Soft
Submitted by Atlas Indicators Investment Advisors on June 9th, 2019
Soft is probably the best way to describe May’s employment report from the Bureau of Labor Statistics. As you may recall from yesterday’s note (click here if you missed it), America’s economy managed to increase the total number of jobs by just 75,000 in May. Adding to the angst of the release, the Bureau of Labor Statistics downwardly revised the prior two months’ gains by a combined 75,000. Not exactly the strongest release.
Despite the dour tone of the report, equity markets in the U.S. had a relatively good day on Friday. What gives? Perhaps more softness. As this year has worn on, market participants have been anticipating the Federal Reserve to jump into action. It seems global markets believe the soft labor report will give America’s central bank adequate cover to begin goosing the economy by lowering the overnight lending rate in the coming months. If this is done in a timely fashion, then the fine folks over at the Eccles Building in Washington D.C. could orchestrate the elusive “soft landing” which is a coveted goal of monetary policy makers around the globe anytime their respective economy begins deteriorating. In essence, they are attempting to prolong the virtuous period of the business cycle by stimulating output with less expensive borrowing.
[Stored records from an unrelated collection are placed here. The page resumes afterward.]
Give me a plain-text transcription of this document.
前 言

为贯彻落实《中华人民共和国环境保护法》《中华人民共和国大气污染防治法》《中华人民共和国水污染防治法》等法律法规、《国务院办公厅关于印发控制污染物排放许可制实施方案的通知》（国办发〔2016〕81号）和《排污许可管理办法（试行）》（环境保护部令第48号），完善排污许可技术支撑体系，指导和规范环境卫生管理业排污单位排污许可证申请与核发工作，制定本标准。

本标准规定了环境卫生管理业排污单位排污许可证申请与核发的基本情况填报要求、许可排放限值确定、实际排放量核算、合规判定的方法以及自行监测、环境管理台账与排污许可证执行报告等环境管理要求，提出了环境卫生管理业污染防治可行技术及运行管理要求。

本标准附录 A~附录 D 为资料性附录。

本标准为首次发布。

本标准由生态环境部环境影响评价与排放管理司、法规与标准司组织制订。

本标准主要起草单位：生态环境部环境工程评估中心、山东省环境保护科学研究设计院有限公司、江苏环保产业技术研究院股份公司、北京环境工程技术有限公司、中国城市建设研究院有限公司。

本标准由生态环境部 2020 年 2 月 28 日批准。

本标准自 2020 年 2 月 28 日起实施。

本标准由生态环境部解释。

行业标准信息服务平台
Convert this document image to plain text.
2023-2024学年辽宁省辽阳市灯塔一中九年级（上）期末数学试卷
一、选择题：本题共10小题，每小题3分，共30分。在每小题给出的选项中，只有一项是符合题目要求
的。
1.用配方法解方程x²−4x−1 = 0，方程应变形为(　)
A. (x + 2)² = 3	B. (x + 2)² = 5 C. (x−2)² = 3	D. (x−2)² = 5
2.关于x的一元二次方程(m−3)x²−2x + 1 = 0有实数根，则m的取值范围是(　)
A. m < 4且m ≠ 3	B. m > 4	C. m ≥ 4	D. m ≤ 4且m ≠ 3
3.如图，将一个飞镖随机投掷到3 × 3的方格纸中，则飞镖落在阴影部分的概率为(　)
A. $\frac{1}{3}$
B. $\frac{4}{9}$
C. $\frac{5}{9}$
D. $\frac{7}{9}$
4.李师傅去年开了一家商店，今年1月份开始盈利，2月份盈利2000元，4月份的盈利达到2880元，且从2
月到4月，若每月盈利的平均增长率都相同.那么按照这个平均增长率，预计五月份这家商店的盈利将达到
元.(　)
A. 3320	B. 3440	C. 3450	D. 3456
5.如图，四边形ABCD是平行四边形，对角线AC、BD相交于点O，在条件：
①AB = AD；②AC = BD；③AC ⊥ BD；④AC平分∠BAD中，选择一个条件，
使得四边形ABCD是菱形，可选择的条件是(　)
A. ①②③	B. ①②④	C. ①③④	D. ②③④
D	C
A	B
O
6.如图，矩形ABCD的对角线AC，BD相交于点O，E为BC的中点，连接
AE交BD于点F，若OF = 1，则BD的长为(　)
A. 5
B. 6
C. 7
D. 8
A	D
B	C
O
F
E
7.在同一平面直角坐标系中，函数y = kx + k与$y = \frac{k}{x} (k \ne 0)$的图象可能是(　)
Seems easy enough, right? If you look at the graph above, it has been tough for the Federal Reserve to time it correctly. In most instances, they begin lowering interest rates after the economy has started contracting. It appears they may have gotten it correct in early 1980s as they started lowering overnight lending rates from over 11 percent down to about six percent from September 1984 through September 1986 without a recession starting. But there haven’t been any other examples, so they have not mastered the technique if it exists. There’s no way of knowing how or when this cycle will end, but when it does, Atlas will use market indicators to help us navigate our managed portfolios through the period, removing risk when it appears necessary and waiting for the next upturn to begin.